Elle a le souffle court, prisonnier du goulot de sa gorge, du piquant de la lame. La vox étranglée. Le cœur suspendu. L’estomac retourné. Les tempes battues par une tempête de sang, de vagues furibondes. Venues du cœur, écrasées contre ses os. Elle écarquille les pupilles, comme pour faire une mise au point sur le lointain.

Alors qu’il est trop proche.

Il est d’une saleté consternante, le corps noir de suie, de terre et d’expériences. Abrités par ses lunettes folles, seuls ses yeux ont réchappé à la fumée… ils découpent un loup cuivre sur sa peau terre, où brille un regard couleur cosse de faine, de châtaigne, couleur pelage de fauve. Des orbes inquisitrices qui l’évaluent, avec sa pâleur et son tremblement effrayé. Elle tente de se rassurer. De durcir la magma de ses craintes, de sa terreur, d’en faire un bouclier, une arme aiguë, obsidienne.

Elle n’ose pas parler.
Pas bouger.
Pas même respirer.
Il sent le soufre, il sent le sel, l’explosion, le brûlé.
Elle n’ose rien, surtout pas se révolter.
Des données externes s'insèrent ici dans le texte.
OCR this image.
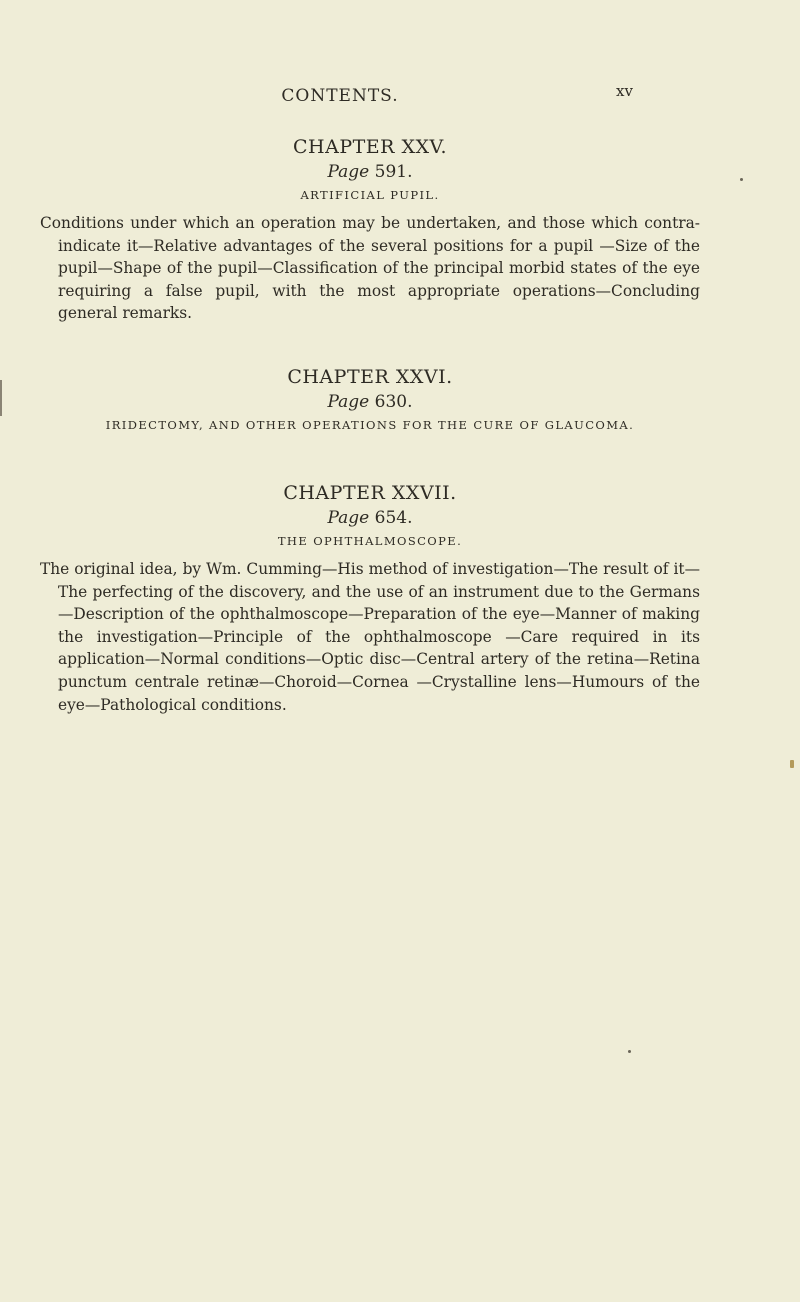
CONTENTS.	xv

CHAPTER XXV.

Page 591.

ARTIFICIAL PUPIL.

Conditions under which an operation may be undertaken, and those which contra-indicate it—Relative advantages of the several positions for a pupil —Size of the pupil—Shape of the pupil—Classification of the principal morbid states of the eye requiring a false pupil, with the most appropriate operations—Concluding general remarks.

CHAPTER XXVI.

Page 630.

IRIDECTOMY, AND OTHER OPERATIONS FOR THE CURE OF GLAUCOMA.

CHAPTER XXVII.

Page 654.

THE OPHTHALMOSCOPE.

The original idea, by Wm. Cumming—His method of investigation—The result of it—The perfecting of the discovery, and the use of an instrument due to the Germans—Description of the ophthalmoscope—Preparation of the eye—Manner of making the investigation—Principle of the ophthalmoscope —Care required in its application—Normal conditions—Optic disc—Central artery of the retina—Retina punctum centrale retinæ—Choroid—Cornea —Crystalline lens—Humours of the eye—Pathological conditions.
Elle le fixe, de ses yeux soucoupes, de ses yeux suppliques. Elle déglutit, inspire prudemment, mord ses lèvres sèches, n’ose détacher son regard. Le métal de sa bombe artisanale brille du même éclat que son arme, que ses yeux. Ses yeux de loup. Il baragouine quelque chose qu’elle ne comprend pas. Evidemment. Elle déglutit à nouveau, Wilhelmina, cherche à s’enfoncer dans l’écorce, dans le tronc dans son dos.
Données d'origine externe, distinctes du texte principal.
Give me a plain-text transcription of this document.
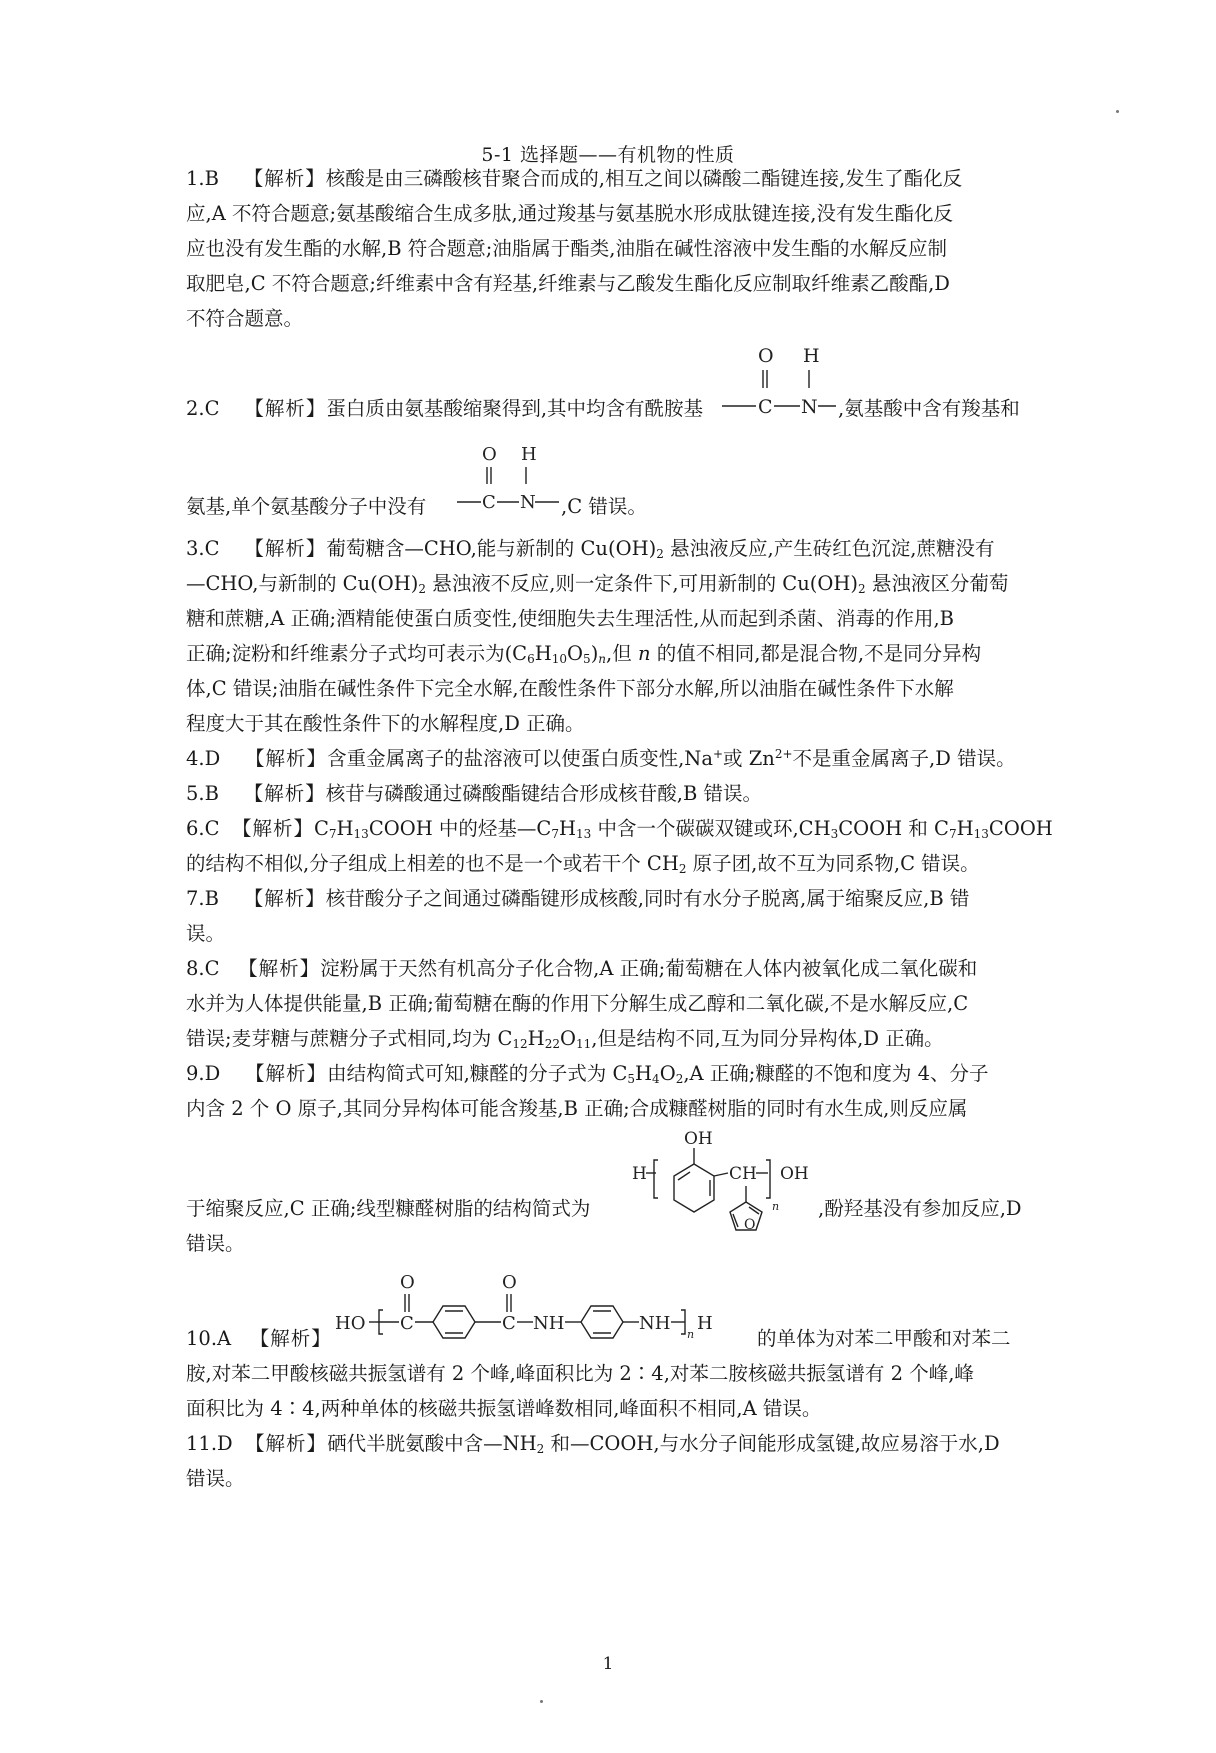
5-1 选择题——有机物的性质
1.B    【解析】核酸是由三磷酸核苷聚合而成的,相互之间以磷酸二酯键连接,发生了酯化反
应,A 不符合题意;氨基酸缩合生成多肽,通过羧基与氨基脱水形成肽键连接,没有发生酯化反
应也没有发生酯的水解,B 符合题意;油脂属于酯类,油脂在碱性溶液中发生酯的水解反应制
取肥皂,C 不符合题意;纤维素中含有羟基,纤维素与乙酸发生酯化反应制取纤维素乙酸酯,D
不符合题意。
2.C    【解析】蛋白质由氨基酸缩聚得到,其中均含有酰胺基
O H
C N ,氨基酸中含有羧基和
氨基,单个氨基酸分子中没有
O H
C N ,C 错误。
3.C    【解析】葡萄糖含—CHO,能与新制的 $Cu(OH)_2$ 悬浊液反应,产生砖红色沉淀,蔗糖没有
—CHO,与新制的 $Cu(OH)_2$ 悬浊液不反应,则一定条件下,可用新制的 $Cu(OH)_2$ 悬浊液区分葡萄
糖和蔗糖,A 正确;酒精能使蛋白质变性,使细胞失去生理活性,从而起到杀菌、消毒的作用,B
正确;淀粉和纤维素分子式均可表示为$(C_6H_{10}O_5)_n$,但 n 的值不相同,都是混合物,不是同分异构
体,C 错误;油脂在碱性条件下完全水解,在酸性条件下部分水解,所以油脂在碱性条件下水解
程度大于其在酸性条件下的水解程度,D 正确。
4.D    【解析】含重金属离子的盐溶液可以使蛋白质变性,Na+或 $Zn^{2+}$不是重金属离子,D 错误。
5.B    【解析】核苷与磷酸通过磷酸酯键结合形成核苷酸,B 错误。
6.C  【解析】$C_7H_{13}COOH$ 中的烃基$—C_7H_{13}$ 中含一个碳碳双键或环$,CH_3COOH$ 和 $C_7H_{13}COOH$
的结构不相似,分子组成上相差的也不是一个或若干个 $CH_2$ 原子团,故不互为同系物,C 错误。
7.B    【解析】核苷酸分子之间通过磷酯键形成核酸,同时有水分子脱离,属于缩聚反应,B 错
误。
8.C   【解析】淀粉属于天然有机高分子化合物,A 正确;葡萄糖在人体内被氧化成二氧化碳和
水并为人体提供能量,B 正确;葡萄糖在酶的作用下分解生成乙醇和二氧化碳,不是水解反应,C
错误;麦芽糖与蔗糖分子式相同,均为 $C_{12}H_{22}O_{11}$,但是结构不同,互为同分异构体,D 正确。
9.D    【解析】由结构简式可知,糠醛的分子式为 $C_5H_4O_2,A$ 正确;糠醛的不饱和度为 4、分子
内含 2 个 O 原子,其同分异构体可能含羧基,B 正确;合成糠醛树脂的同时有水生成,则反应属
OH
H	CH
n
OH
O
于缩聚反应,C 正确;线型糠醛树脂的结构简式为	,酚羟基没有参加反应,D
错误。
10.A   【解析】
O	O
HO C	C NH	NH
n
H
的单体为对苯二甲酸和对苯二
胺,对苯二甲酸核磁共振氢谱有 2 个峰,峰面积比为 2∶4,对苯二胺核磁共振氢谱有 2 个峰,峰
面积比为 4∶4,两种单体的核磁共振氢谱峰数相同,峰面积不相同,A 错误。
11.D  【解析】硒代半胱氨酸中含$—NH_2$ 和—COOH,与水分子间能形成氢键,故应易溶于水,D
错误。
1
Puis la rapière glisse, vient caresser le sol, entre ses jambes, et un frisson la secoue alors que la serre de ses doigts sur l’herbe se détend un peu. Elle fixe la lame sale, pense à mille infections qu’il aurait pu lui infliger. Ne s’apaise pas… A peine. Bat des cils. Son regard clair glisse et suit le trajet improbable de l’explosif, qui sautille sur le bras, semble rejoindre un nid. L’homme-insecte, l’être-loup a des façons de jongleur, des habilités de magicien. Ses yeux, surpris, s’arrondissent, incrédules. Il a volé sa voix en surgissant, il la garde en étonnant. Il reste surtout… inquiétant.

Mais elle respire mieux, sans lame contre la peau.
Elle soupire un peu, soulagée, presque maladivement.
Presque indécemment.

Il baragouine à nouveau, elle n’y comprend goutte. Ni mot, ni ru, ni océan. Elle déchiffre mieux la pluie que cette cascade de sons ruisselants, sautillants, cette avalanche de rocaille. Ses cils battent silencieusement, disent son incompréhension… L’intonation semblait lui poser une question… et … la blonde hausse les épaules. N’ose parler. Dévoiler ses origines.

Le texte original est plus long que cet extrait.